William Sterndale Bennett
David Owen Norris writes:
William Sterndale Bennett is a musician the twenty-first century can recognize. Born on April 13th 1816, he sprang from the heart of the English choral tradition – he was a chorister at King’s College, Cambridge – and was snapped up by the new, determinedly modern, Royal Academy of Music. He became a virtuoso pianist, and looked to Europe for new experiences, new worlds to conquer. He took Leipzig by storm, playing his own Piano Concertos. The two foremost composers of the time – Mendelssohn & Schumann – became his boon companions. All this he documented, with the persistence of the serial blogger, in his diaries and letters.
Establishing himself back in England, he turned to other activities in a restless portfolio career that was regularly misunderstood throughout the twentieth century, when people expected to settle down in some already-invented niche, like a hermit-crab. Bennett, like Liszt, found that the life of the touring virtuoso was not enough on its own, and like Liszt, turned to conducting. He was the mainstay of the Philharmonic Society for many seasons. Like Mendelssohn, his musical and personal hero, he revived the music of Bach: he was founding president of the Bach Society in 1849. He was closely involved with the Great Exhibition of 1851, the London 2012 of its century.
Bennett was happy to bring his wide experience to the world of education. He was Professor of Music at Cambridge, where Charles Villiers Stanford was so indebted to his encouragement that he wrote a heart-felt personal memoir to mark Bennett’s centenary in 1916. By this time, Stanford was one of the most successful composition teachers of all time, so his appreciation has a proper weight.
Bennett also took an interest in the burgeoning movement for female education. In 1848 he became a founding director, Professor of Harmony, and teacher of the pianoforte at Queen’s College, a girls’ school in Harley Street, and he was on the Council of Bedford College, a women’s college founded in Bedford Square in London in 1849.
When the Royal Academy of Music fell on hard times, it was Bennett who rescued it, taking on the role of Principal and, for a while, Chairman as well. It was at the Academy that he taught both Tobias Matthay – the celebrated Matthay Touch can be recognized in many reviews of Bennett’s own playing – and Arthur Sullivan, who in his later years continued to recommend his old master’s piano works to the touring virtuosi he met, long after most musicians found them old-fashioned.
Sterndale Bennett was not apparently troubled by his failure to keep up with the times, and at this date, neither need we be. His late piano sonata from 1872, three years before his death at the age of 58, was inspired by Schiller’s play The Maid of Orléans, and it’s as attractive to audiences today as the Chamber Trio of 1839 or the Sonata Duo (piano & cello) of 1852. Bennett, like Rossini, was one of those composers who did not write music compulsively all his life. Yet audience reactions to that late piano sonata show that he retained his creative powers, just as he maintained his piano playing even through his busiest years, performing his concertos, and putting together a regular series of piano recitals and chamber music concerts at the Hanover Square Rooms, London’s foremost concert hall.

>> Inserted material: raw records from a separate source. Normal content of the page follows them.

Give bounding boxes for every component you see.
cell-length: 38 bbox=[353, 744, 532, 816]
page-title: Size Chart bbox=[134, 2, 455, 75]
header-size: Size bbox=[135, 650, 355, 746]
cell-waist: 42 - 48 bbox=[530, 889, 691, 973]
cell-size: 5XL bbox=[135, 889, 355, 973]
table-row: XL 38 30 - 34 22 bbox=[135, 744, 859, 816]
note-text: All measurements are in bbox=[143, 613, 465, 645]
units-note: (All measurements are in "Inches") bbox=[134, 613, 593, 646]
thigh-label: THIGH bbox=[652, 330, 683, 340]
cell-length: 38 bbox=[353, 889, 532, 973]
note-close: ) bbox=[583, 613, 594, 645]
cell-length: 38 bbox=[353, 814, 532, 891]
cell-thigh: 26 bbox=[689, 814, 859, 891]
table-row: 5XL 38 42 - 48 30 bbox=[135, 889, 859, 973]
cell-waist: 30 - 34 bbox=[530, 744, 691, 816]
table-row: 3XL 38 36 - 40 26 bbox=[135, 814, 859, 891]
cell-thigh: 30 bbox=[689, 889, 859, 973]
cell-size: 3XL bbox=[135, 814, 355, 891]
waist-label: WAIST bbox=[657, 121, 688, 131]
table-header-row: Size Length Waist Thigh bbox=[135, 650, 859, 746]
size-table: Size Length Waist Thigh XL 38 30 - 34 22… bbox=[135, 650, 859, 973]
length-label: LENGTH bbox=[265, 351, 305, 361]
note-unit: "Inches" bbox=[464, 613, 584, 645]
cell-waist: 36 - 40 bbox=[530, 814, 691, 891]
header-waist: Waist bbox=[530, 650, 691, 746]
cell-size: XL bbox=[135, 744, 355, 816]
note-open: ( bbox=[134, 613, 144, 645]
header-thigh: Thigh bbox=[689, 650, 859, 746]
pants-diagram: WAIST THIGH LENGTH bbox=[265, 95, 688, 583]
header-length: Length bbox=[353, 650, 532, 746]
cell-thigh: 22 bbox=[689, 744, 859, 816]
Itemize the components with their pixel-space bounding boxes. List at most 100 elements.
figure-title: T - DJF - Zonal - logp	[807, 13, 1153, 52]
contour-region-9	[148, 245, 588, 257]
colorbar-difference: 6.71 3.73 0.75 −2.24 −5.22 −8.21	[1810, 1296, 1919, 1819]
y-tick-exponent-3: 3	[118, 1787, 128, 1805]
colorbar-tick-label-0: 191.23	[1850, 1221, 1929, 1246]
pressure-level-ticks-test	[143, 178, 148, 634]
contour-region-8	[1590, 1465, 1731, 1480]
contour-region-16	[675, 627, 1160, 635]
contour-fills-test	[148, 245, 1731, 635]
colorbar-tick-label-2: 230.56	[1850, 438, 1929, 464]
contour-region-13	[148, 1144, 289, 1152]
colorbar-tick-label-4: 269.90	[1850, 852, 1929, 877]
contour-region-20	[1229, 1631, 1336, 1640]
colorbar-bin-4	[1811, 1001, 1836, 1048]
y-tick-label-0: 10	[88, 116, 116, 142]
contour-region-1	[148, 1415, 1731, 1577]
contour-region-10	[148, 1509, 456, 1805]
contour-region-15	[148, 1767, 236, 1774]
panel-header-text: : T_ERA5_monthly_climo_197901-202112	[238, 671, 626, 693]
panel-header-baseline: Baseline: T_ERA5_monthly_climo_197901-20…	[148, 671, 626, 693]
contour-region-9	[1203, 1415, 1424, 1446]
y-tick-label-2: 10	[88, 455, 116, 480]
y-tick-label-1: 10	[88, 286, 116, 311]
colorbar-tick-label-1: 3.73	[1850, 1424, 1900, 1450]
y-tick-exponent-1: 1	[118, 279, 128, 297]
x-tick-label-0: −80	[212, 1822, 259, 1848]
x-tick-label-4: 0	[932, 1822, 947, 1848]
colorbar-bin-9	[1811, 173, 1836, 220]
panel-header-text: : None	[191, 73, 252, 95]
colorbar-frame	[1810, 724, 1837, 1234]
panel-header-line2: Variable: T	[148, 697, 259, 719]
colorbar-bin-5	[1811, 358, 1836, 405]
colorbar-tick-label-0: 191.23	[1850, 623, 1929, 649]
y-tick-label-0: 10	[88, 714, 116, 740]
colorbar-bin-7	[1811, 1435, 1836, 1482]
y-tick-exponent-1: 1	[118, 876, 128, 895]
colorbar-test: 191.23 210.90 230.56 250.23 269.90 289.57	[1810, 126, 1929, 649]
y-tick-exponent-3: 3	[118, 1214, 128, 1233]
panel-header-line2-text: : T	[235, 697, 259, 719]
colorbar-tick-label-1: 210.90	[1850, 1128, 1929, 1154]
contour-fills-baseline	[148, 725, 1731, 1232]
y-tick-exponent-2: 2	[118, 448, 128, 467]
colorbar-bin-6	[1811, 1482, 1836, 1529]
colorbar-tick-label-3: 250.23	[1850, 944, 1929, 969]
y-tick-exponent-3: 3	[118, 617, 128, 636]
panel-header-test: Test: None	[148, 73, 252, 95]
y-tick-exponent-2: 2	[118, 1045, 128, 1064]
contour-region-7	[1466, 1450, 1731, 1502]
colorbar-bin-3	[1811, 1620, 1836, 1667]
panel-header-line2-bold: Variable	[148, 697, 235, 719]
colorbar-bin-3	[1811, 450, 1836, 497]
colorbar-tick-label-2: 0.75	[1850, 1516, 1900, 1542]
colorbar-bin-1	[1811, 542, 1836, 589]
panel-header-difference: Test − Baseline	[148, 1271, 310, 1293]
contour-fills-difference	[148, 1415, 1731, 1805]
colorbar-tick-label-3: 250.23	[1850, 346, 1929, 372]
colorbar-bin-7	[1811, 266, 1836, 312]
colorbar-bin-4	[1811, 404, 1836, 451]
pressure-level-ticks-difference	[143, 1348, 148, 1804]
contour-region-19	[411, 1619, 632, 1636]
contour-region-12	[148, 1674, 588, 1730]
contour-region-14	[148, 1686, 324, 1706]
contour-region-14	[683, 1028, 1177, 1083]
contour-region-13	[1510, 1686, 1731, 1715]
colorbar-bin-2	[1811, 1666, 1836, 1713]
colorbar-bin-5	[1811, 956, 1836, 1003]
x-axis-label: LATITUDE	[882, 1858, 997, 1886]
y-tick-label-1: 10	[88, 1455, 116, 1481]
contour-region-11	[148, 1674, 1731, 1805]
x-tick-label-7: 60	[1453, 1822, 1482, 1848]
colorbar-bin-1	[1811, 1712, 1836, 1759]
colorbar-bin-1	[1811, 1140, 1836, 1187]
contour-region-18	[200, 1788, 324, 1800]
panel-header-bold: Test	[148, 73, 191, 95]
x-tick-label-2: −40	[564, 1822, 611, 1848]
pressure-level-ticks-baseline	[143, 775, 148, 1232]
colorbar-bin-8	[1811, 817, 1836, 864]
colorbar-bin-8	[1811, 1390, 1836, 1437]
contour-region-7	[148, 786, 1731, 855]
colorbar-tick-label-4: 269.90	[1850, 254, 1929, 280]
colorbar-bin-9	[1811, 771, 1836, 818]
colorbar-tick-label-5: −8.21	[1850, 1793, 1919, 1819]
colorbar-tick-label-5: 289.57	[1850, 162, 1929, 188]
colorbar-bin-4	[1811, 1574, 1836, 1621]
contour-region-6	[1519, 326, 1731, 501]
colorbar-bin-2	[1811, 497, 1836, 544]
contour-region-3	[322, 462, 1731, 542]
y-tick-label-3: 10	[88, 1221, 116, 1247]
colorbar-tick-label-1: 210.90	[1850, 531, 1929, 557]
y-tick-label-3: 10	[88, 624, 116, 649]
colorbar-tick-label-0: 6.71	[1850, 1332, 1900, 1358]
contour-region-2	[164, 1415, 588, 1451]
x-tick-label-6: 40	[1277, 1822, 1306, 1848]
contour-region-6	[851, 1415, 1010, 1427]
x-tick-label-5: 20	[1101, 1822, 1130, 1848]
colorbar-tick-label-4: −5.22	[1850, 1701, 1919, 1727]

Bennett’s immensely varied activities put him at the centre of innumerable networks. The dedications of his pieces, for instance, link the great pianist J.B. Cramer with Schumann. The portrait by Millais puts Bennett in the company of Darwin, Gladstone & Tennyson. And other aspects of his life remind us of how nineteenth-century Britain was connected with the wide world: his father-in-law commanded the ship that deposited Napoleon upon the Isle of Elba, and also the ship that took the first Governor-General to South Australia.
Today, Bennett is almost forgotten. Yet he could be a model of social engagement for musicians, and a key to a whole world of musical relationships. Even more important, his best music retains its power. The bicentenary of his birth offers an opportunity to put him back on the map.
In a radio lecture on Queen Victoria’s Musical Knights, who ranged from Sir Henry Bishop, the composer of Home, sweet home, to Sir Arthur Sullivan, John Betjeman put Sir Sterndale Bennett, as he was known, in undisputed first place.